Retrovision: Chime the Eff Up

This post originally appeared on 12 July 2021.

Did you take the City of El Paso’s budget survey?

It was called Chime In!, and it was available on the City’s website. The survey is closed now that the budget process has been all tied up and wrapped with a bow.

Chime In! gave you, the online spectator, the opportunity to voice your opinion on the City’s budget priorities, as long as your opinion was to spend more money. Lower taxes didn’t make it into the decision tree.

The City had already decided they were going to spend more money. They just hadn’t decided how they were going to spend it yet.

The survey let you choose between categories like Public Safety, Parks, and the City’s Visual Image. There were some options that weren’t included in the survey. Like lower taxes.

Like stop spending money we don’t have. Stop borrowing money that current and future taxpayers are going to have to pay back. Stop building city facilities that compete with El Paso businesses for the citizens’ disposable incomes. Like those water parks. Every $12 entrance fee that the city takes in at a water park is $12 the consumer won’t have to spend at a local business.

The money that we pay in taxes is also money that we don’t have to spend at a local business.
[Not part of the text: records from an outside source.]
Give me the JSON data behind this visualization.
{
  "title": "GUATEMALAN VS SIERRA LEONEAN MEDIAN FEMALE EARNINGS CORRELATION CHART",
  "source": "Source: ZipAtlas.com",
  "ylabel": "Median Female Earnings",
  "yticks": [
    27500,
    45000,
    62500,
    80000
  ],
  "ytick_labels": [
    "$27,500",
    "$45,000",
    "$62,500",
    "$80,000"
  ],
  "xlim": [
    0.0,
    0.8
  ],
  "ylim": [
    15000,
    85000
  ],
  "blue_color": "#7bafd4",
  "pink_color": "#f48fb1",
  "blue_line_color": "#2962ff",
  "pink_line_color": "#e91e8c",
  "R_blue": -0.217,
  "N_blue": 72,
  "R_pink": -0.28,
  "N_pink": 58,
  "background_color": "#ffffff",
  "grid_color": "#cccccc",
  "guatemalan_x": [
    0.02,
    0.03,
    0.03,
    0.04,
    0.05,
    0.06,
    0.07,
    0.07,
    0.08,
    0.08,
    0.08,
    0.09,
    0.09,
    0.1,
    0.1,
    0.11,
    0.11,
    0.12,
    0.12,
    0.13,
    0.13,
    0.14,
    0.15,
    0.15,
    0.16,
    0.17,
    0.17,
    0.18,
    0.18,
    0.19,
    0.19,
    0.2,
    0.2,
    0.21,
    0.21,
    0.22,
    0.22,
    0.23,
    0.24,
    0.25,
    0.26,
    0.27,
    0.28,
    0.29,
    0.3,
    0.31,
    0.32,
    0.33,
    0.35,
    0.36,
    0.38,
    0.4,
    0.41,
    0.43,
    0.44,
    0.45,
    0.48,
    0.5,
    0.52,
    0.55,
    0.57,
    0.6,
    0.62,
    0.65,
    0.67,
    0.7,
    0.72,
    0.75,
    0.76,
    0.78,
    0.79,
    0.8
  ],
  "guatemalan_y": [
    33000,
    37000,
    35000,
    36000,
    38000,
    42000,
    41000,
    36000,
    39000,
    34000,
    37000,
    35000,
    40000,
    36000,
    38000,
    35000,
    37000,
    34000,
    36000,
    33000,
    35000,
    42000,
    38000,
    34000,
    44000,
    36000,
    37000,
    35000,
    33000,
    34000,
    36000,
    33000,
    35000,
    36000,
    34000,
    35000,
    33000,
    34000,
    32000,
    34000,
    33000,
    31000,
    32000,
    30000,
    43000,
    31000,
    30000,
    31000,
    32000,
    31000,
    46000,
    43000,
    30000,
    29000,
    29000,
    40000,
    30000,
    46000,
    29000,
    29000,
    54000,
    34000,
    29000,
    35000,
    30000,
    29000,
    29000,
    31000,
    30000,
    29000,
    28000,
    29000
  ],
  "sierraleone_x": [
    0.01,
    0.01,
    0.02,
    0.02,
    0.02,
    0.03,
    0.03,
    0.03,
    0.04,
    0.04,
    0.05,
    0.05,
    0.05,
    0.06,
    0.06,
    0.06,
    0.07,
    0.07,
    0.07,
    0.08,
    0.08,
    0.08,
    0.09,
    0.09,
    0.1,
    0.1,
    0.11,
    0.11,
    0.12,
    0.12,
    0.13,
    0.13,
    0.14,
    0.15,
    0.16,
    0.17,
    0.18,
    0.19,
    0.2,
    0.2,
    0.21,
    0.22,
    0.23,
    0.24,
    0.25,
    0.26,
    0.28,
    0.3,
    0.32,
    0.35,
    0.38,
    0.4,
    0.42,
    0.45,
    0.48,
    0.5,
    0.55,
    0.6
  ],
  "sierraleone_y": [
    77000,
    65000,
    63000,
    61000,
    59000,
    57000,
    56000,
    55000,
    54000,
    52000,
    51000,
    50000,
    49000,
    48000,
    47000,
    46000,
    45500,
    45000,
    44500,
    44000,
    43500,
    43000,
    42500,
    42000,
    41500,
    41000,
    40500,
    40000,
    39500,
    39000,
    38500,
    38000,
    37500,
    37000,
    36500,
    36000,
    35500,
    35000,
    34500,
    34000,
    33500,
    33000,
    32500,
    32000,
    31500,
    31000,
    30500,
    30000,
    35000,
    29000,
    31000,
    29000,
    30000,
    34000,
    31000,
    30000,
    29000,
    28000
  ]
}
Local government should be stimulating the local economy, but instead, they are sucking money out and leaving the local economy anemic.

City Council doesn’t understand that. Only a couple of our City Representatives have ever worked in the private sector, much less had to make payroll. They think that money is free. All they have to do is raise taxes. Most of our City Representatives are wards of the state, and they always have been.

Speaking of which, District 1 Representative Peter Svarzbein and District 3 Representative Cassandra Hernandez recently explained the budget process in a guest column in the El Paso Times:

As part of the annual budget process, the City offers the public the opportunity to share their funding priorities. Feedback is gathered through our citizen surveys and our Chime In! survey process. Investments in public safety, streets, health, economic development, and quality of life consistently emerge as essential priorities. 

The Chime In! survey feedback echoes the overwhelming support voters showed for the 2019 Public Safety Bond, focused on constructing new facilities and renovating aging facilities for the El Paso Police and Fire Departments.

Not everyone wants to take the City’s survey. In an online, opt-in survey, some private interests are disproportionately represented. Like the Police and Firemen’s Unions. City employees. Contractors and developers. Real estate speculators. And then City Government uses the survey results to justify an increase in its budget and our taxes. It’s like those charrettes they used to rationalize the 2012 Quality of Life bonds. Some private interests are disproportionately represented.

The municipal government of the City of El Paso is built to spend money. There are six second-tier managers all making six figure salaries. If they’re not figuring out ways to spend money, they’re not doing their jobs. When was the last time the City came up with a plan that cost the taxpayers less than ten million dollars?

The worst part of borrowing money to pay for glitz and glamour is the debt servicing. The interest we pay on the money we borrow is all empty calories. The only thing we get from servicing the debt is poorer.

The budget process is pretty boring, and, like I said, lowering taxes wasn’t a survey option. Next year let’s put that on the menu and see what the survey says. I bet we get more participants, too.